L’Association des étudiants(es) en bioéthique de l’Université de Montréal (AÉBiUM) organise plusieurs activités traitant de bioéthique au cours de l’année; comme des Journal Clubs sur l’heure du lunch, des conférences scientifiques en formule 5-7 (vin-fromages) et un colloque annuel pour les étudiants à la maîtrise et au doctorat en bioéthique


XIe ÉDITION DU COLLOQUE DE L’AÉÉSPUM (LOI QUÉBÉCOISE c. ARRÊT CARTER)
Dre Jocelyne Saint-Arnaud (00:30) (38:20)
Dr Brian Mishara (20:29) (35:10)
Me Jean-Pierre Ménard (10:30) (31:33)
Question 1 (39:42)
Question 2 (47:47)
Question 3 (53:08)
Question 4 (54:15)

Biographie des invités:

Jocelyne St-Arnaud, Ph.D. (phi) est professeure titulaire retraitée. Durant sa carrière, elle a mené des études subventionnées sur les enjeux éthiques liés à la limite des ressources en transplantation d’organes, en dialyse rénale, et sur les enjeux éthiques en santé publique. Elle a publié de nombreux articles et ouvrages, dont Enjeux éthiques et technologies biomédicales. Une contribution à la recherche en bioéthique (Fides, 1999) et L’éthique de la santé. Un guide pour l’intégration de l’éthique dans les pratiques infirmières (Gaëtan Morin/Chenelière Éducation, 2009). Actuellement, elle est chercheure associée au Centre de recherche en éthique (CRÉ) et professeure associée au Département de médecine sociale et préventive de l’École de santé publique. Ses recherches portent sur les processus décisionnels intégrant des repères éthiques, les enjeux éthiques liés à la fin de vie et l’équité dans les services en santé. Elle s’intéresse particulièrement à l’application de la loi 2 sur les soins de fin de vie au Québec.

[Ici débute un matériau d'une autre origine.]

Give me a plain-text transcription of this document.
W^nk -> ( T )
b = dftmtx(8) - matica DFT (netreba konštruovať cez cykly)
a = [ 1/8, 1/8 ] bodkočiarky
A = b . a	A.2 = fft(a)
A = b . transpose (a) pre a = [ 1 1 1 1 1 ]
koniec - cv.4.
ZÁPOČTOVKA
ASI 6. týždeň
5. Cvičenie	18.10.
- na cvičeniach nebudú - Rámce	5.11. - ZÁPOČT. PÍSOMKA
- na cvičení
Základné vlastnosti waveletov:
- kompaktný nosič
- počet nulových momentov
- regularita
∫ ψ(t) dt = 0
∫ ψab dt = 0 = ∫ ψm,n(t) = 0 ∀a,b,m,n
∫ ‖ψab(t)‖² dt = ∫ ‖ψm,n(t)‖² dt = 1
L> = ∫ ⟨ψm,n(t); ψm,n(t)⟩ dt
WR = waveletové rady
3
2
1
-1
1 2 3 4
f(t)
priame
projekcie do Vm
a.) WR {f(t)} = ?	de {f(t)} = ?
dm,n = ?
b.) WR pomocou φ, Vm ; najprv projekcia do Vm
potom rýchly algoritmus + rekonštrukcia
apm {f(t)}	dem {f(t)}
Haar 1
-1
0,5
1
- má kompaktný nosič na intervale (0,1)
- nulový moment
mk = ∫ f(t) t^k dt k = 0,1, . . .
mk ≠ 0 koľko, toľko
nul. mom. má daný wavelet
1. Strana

Brian L. Mishara est professeur au département de Psychologie et directeur du Centre de recherche et d’intervention sur le suicide et l’euthanasie (CRISE) à l’Université du Québec à Montréal. Il est Vice-président du Conseil d’administration de Befrienders Worldwide, un réseau mondial des centres d’aide téléphonique. Il est un ancien président de l’Association internationale pour la prévention du suicide. À part ses recherches et activités universitaires, Brian Mishara a été l’un des fondateurs de Suicide Action Montréal et l’Association québécoise de prévention du suicide. Il a obtenu la Bourse canadienne Bora Laskin pour la recherche sur les droits de la personne lorsqu’il s’agit d’aider ou d’encourager le suicide et dans les cas de l’euthanasie.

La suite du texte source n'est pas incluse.